UK doom trio Godthrymm definitely don’t come off as dudes who bask in the spring winds and probably prefer the dankness of the dark final months of the year. That’s why it was so strange for me when on one of my many visits with “Reflections,” the band’s debut record, that it kept making me think of the stormy days of spring when it’s warm and foggy, rich foliage dripping with the aftermath of the downpour. Strangely, I’ve been listening a lot during the soaking days of what’s been a weirdly mild winter, so the vibe was kind of the same as what I was imagining. Their music is like a dark spirit creeping over the horizon, coming toward you with hellish intent that actually freezes your insides. On this eight-track, nearly 55-minute record, the band—vocalist/guitarist Hamish Glencross (formerly of My Dying Bride, Vallenfyre, Solstice), bassist Sasquatch Bob, drummer Shaun Taylor-Steels (formerly of Anathema and My Dying Bride)—delivers heavy, darkly melodic, and menacing doom that adds pressure to your heads and chest.
“Monsters Lurk Herein” opens the record on an elegant note, as the riffs arrive and darken, and the skies show signs of storms. Glencross’ vocals begin to soar as a female voices joins up with him, increasing the fog. The track kicks into higher gear, and the metallic playing has a Euro folk spine while Glencross wails, “Hollow sorrow, I feel no more,” as the track fades. “Among the Exalted” has guitars flooding as Glencross calls, “I crave your embrace,” as he faces the void. Leads surge over the chorus before the music goes cold, trickling before catching fire again. The track pounds again as the vocals punish, leading toward tornadic hell. “The Sea as My Grave” reeks of classic doom when it gets going as the frigid air thickens, and steady punches are thrown. The tempo swings back and forth, tricking your guts as Glencross howls, “Oceanic, rest in peace.” The song chugs anew from there, overwhelming before the track is ground to dust. “We Are the Dead” opens with cymbal crashes and burly guitars, joined up by forceful singing. “The hangman waits patiently,” Glencross warns as the temperature switches violently, with a searing solo bringing an end to the track.
“The Light of You” punches out of the bag with scraping verses and the earth quaking, while Glencross pushes his voice into a higher register.
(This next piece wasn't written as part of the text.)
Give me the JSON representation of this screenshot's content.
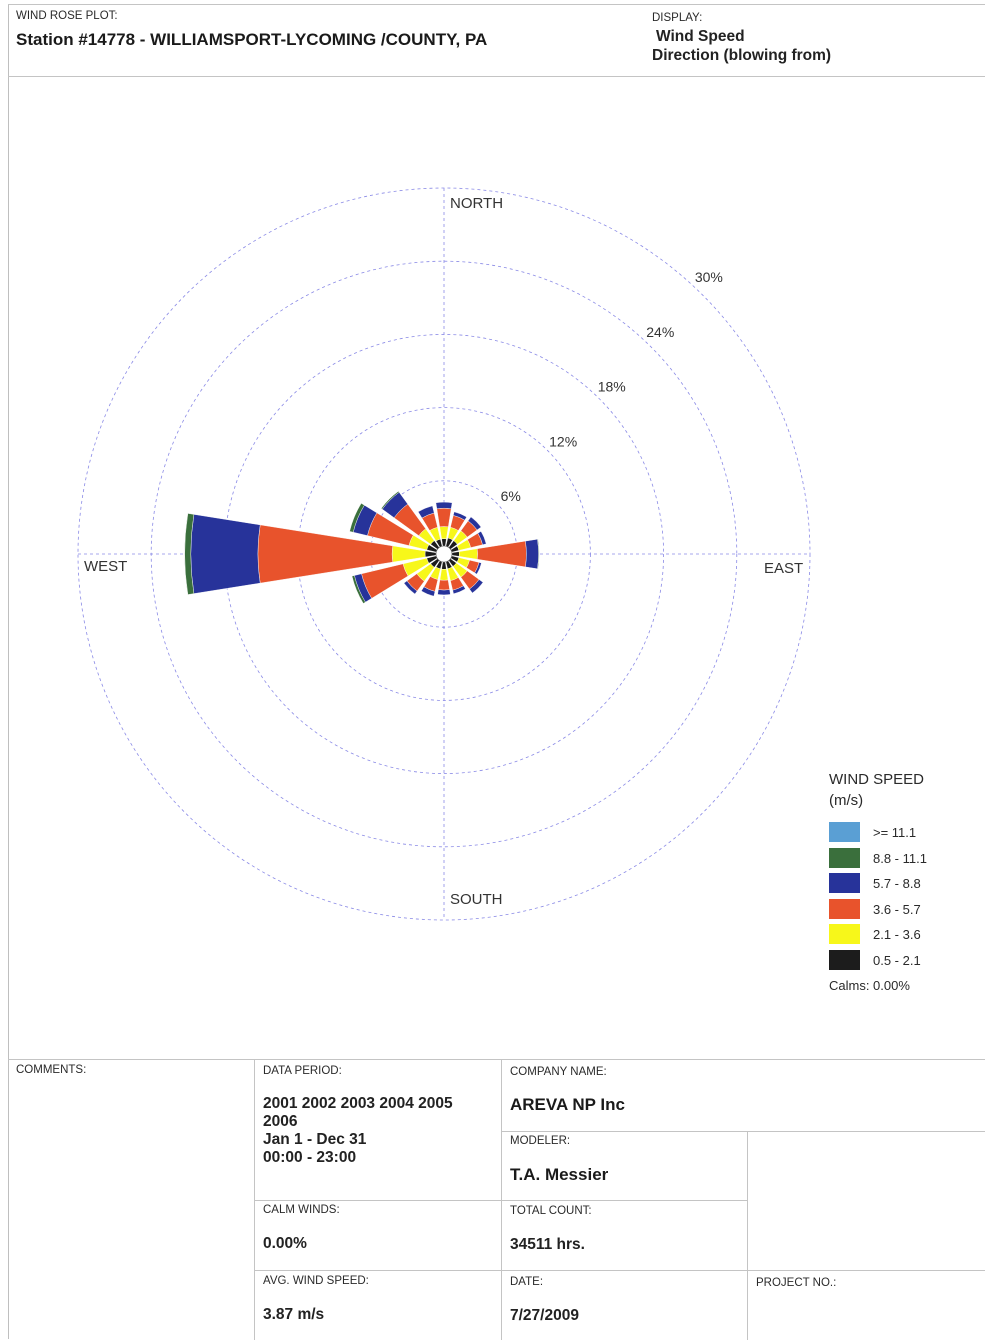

The music gets muddy as hell again as the tempo shifts hard, punishing with a fury before the track melts away. “The Grand Reclamation” awakens slowly before the guitars emerge, and vocals echo over the verses. The bass takes control and tunnels through, with the song taking on an Electric Wizard vibe. Echoes shouts as Glencross calls, “Hail the cleansing of this diseased world,” as the track clobbers and turns you dizzy. “Cursed Are the Many” is the longest track, clocking in at 9:18, and the opening is a slow burn that takes a while to get settled. Once it does, the verses weigh down heavily as Glencross howls, “Blessed are the few,” on the back end of the chorus. Female vocals swirl again in the background as the track is swept into eerie darkness. “Chasmic Sorrows” closes the door on the record by lurching through misery before unfolding into the dirt. The track is gut-wrenchingly melancholic in spots as sadness hangs in the air, hovering through this instrumental track that bleeds out into mystery.
No matter the season or the weather, Godthrymm will leave you cold and shivering in strange state of disrepair on “Reflections,” a despairingly dark debut. Their playing is ominous and unforgiving yet also alluringly creative in a way that is both physically and mentally devastating. This is a band with many years under their belts and hearts that have grown cold, and they’re pouring all of that into their music that makes doom metal even more overwhelming.